The book, releasing the same day in both nations, has symbols like dollar signs on the cover in the U.S. edition, but glowering images of Trump and Johnson among others on the British edition. They stand for leaders — and the people who chose them — who turn their back on the principles set out for nations by a sovereign God, “who glorify their nation, who create idols that embody their own pride, greed and aggression.” says Wright.
In his book, he cited Trump’s inaugural speech: “’I am your voice,’ said Trump. ‘I alone can fix it,’ He did not appeal to prayer or to God. He did not ask Americans to measure him against their values, or to hold him responsible for living up to them.

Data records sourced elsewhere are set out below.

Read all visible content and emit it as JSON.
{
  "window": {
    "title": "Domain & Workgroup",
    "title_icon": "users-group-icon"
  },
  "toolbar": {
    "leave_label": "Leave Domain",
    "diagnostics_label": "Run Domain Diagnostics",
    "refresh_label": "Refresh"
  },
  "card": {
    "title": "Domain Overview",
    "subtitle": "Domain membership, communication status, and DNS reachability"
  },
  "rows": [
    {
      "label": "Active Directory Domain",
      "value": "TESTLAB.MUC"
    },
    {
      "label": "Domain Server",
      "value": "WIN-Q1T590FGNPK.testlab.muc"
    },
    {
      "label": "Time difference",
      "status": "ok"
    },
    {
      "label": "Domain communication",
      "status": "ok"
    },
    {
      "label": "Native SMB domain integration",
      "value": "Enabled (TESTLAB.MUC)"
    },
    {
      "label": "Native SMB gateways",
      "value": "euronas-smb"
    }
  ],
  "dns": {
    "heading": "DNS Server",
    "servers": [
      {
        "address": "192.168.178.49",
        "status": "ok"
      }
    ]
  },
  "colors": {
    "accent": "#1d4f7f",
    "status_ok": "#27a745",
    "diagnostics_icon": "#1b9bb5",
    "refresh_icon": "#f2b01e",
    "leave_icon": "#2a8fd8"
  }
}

He did not ask for their help. He asked them to place their faith in him.”
His book has a grim list of ways nationalism has gone awry: Increasing poverty and inequality; sexual confusion and family breakdown, ecological devastation; the rise of extreme forms of populism and nationalism visible in the alarming resurgence of white-supremacist movements; isolationism and a war on truth. All that is in opposition to God’s must fundamental demand Justice, according to Wright.
Wright tells PW, “The whole biblical narrative takes place in the midst of the rise and fall of empires, the ebb and flow of nations and governments and whole civilizations… We watch empires rise and fall, come and go, and God seems to be saying, ‘Don’t you get the point yet?’”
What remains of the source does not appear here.